Frank Lloyd Wright looks on as wife Catherine has Pepe perform one of his most notable tricks, the "Flamenco Lobo" (photo circa 1906). | Photo courtesy of Wright Centennial Archive

Ron Moline, avid walker and sharp-eyed observer, drew our attention to the “Mystery of Pepe the Dog” last week after discovering a gravestone. Where is it located?

“On the lawn of the home just west of the FLW [Laura Gale] house on Elizabeth Court,” Moline wrote. “I’ve walked that walk for 30 years without ever noticing it before. Who knew?”

Well the perpetrators, Craig and Bette Williams, the owners of 4 Elizabeth Court, knew and they were happy to tell the (highly imaginative) tale. Bette wrote the following account in a brochure, which they will put out for curious passersby:


The Story of Pepe

“Assuredly, the most devoted of dogs.”

It was sometime in the fall of 1897 when a mongrel puppy with no tail started frequenting the back door of Frank Lloyd Wright’s Home & Studio on Chicago Avenue in Oak Park, Illinois. Times were different then, strays were not uncommon, and the family soon took a liking to the cheerful visitor, eventually naming him “Pepe” because their live-in tutor was at the time teaching Spanish to the three youngest children.

Pepe was what we would now call an “outside dog.” He roamed the streets but returned regularly to the house for scraps, and the family soon discovered that he was willing to perform for his supper: to sit up, roll over, or even stand on his hind legs and spin around in a pirouette that the delighted children called the “Flamenco Lobo,” roughly translated as “wolf dance.”

 

Constant companion

Over the next decade, as Frank Lloyd Wright was commissioned to design and supervise the building of several houses in the immediate neighborhood, Pepe became a familiar sight, following his master as he walked between construction sites, darting away to chase rabbits and, to the consternation of many local housewives, occasionally catching one.

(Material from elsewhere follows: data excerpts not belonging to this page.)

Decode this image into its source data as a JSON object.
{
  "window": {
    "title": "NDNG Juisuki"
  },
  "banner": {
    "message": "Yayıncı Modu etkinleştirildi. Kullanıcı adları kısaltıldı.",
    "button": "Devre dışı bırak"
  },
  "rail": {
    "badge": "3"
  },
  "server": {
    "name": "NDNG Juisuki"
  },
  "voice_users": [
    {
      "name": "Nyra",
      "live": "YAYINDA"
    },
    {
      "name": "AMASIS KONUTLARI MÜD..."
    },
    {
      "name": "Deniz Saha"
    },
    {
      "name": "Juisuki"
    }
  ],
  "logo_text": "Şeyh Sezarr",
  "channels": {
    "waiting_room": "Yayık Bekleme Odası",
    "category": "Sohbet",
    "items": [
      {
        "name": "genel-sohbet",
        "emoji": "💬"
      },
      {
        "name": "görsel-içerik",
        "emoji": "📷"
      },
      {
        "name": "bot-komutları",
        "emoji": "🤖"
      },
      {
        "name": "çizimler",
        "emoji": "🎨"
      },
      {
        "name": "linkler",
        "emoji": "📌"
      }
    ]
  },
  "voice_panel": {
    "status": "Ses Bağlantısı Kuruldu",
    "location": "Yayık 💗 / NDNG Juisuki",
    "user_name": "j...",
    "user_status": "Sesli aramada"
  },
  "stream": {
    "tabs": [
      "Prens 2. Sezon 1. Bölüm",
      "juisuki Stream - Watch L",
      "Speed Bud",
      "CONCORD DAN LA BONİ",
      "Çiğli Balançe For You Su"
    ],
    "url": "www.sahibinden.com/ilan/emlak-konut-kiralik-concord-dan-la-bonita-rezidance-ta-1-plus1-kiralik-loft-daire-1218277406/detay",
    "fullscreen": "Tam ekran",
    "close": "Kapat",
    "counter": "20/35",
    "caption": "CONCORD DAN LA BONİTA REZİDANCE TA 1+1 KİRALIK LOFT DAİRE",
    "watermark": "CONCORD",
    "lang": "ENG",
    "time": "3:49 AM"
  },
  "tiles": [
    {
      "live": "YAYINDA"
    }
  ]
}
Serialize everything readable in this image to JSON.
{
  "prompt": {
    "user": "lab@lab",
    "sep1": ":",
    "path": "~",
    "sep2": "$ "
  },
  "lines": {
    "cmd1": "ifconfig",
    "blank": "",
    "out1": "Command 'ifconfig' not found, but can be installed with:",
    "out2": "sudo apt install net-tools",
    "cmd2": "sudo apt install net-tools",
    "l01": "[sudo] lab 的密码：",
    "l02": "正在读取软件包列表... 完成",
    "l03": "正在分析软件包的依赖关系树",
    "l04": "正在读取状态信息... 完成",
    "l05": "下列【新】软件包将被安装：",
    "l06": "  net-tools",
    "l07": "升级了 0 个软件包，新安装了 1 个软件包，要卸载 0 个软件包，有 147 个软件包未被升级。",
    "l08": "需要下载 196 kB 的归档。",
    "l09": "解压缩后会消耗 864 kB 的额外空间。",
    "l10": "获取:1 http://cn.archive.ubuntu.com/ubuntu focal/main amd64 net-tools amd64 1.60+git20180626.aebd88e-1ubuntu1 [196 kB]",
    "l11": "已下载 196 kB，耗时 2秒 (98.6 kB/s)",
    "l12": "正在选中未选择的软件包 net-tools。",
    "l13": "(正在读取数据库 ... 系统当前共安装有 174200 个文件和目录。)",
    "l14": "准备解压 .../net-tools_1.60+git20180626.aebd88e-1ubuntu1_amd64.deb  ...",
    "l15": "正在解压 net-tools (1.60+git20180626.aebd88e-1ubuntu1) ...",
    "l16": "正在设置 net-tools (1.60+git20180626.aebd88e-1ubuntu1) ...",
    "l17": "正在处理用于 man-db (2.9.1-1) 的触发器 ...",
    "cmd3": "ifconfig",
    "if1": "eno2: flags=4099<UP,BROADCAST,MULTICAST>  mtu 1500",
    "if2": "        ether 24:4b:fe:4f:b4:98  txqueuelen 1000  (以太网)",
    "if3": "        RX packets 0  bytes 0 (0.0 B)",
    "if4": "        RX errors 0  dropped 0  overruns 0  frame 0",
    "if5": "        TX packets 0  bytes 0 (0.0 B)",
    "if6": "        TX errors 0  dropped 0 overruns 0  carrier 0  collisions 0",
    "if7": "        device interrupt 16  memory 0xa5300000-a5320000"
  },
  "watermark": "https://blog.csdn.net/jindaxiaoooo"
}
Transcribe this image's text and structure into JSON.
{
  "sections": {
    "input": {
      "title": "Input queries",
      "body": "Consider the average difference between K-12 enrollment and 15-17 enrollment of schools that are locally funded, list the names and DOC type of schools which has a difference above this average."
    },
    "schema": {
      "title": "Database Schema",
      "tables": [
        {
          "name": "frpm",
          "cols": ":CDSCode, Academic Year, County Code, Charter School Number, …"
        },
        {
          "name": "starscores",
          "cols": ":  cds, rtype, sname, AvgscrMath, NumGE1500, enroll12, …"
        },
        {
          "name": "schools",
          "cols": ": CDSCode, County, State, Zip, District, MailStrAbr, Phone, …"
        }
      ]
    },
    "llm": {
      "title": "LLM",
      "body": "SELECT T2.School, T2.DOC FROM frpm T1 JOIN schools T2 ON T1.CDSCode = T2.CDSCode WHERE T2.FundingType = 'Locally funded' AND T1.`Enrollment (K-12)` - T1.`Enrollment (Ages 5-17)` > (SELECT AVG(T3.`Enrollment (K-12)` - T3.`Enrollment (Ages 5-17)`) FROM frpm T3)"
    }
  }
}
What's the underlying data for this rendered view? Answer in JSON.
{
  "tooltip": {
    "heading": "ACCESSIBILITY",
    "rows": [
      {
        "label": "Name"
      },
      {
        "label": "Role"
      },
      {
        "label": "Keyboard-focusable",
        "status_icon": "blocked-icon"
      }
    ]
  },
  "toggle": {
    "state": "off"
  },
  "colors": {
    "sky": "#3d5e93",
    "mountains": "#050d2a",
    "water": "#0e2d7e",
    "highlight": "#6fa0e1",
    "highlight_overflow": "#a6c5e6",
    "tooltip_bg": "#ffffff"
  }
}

As the years went by, however, Pepe would more often simply trot by Wright’s side and lie down whenever the renowned architect stopped to give presumably lengthy, complex instructions to the assembled workmen. Pepe was getting older and content to wait.

 

Things change in 1909

Wright designs and starts construction of the Laura Gale house at what is now 6 Elizabeth Court. But shortly afterward, he leaves his wife and six children and sails to Italy to live with his mistress, Mamah Borthwick Cheney, who had moved there so her husband Edwin could secure a divorce on grounds of desertion.

While Wright is in Europe, work continues on the Gale house, and Pepe remains a constant visitor to the site, where his now-absent master used to regularly offer him small cubes of dried salt pork so he would perform the “Flamenco Lobo” for the amusement of the construction crew.

Of course, Wright is now thousands of miles away, but the workers do their best to make Pepe comfortable during his almost daily vigil, even fashioning a small doghouse to protect him from the elements. (Although no pictures survive, it is said to have been built in the Prairie style.)

 

Final days and burial

Pepe continues to frequent the Gale house even after construction is finished, and the owner does her best to keep the old dog comfortable on his almost daily visits, going so far as to line his small house with dry blankets in cold weather. But one morning in March 1910, Pepe doesn’t come out.

Laura Gale removes the doghouse and buries Pepe on the same spot, planting a lilac as a living reminder of what she called “assuredly, the most devoted of dogs.” Wright returns to America in October of 1910. It is unknown if he visits Pepe’s grave. Within a year, he and his mistress move to Wisconsin, with disastrous results.

 

Nearly forgotten, until …

Pepe had been such a remarkable presence that, even through the 1970s, neighborhood tour guides would often tell his story. But by then the lilac bush was gone. No living residents had actually seen the dog, and many considered his story apocryphal. Most likely, Pepe would have been forgotten had it not been for a singular discovery.

In the summer of 2015, village workers had to dig up the electrical cables leading to a malfunctioning streetlight in front of the Gale house. While excavating, they discovered a set of small bones, obviously those of a medium-sized dog, laid out in such a manner that it could only have been purposely buried. The skeleton was complete in every respect, except that it had no tail. Just like Pepe.

The marker you see today, and this story, was established in May of 2016 by citizens of Oak Park so that this extraordinary dog will always be remembered. May Pepe rest in peace.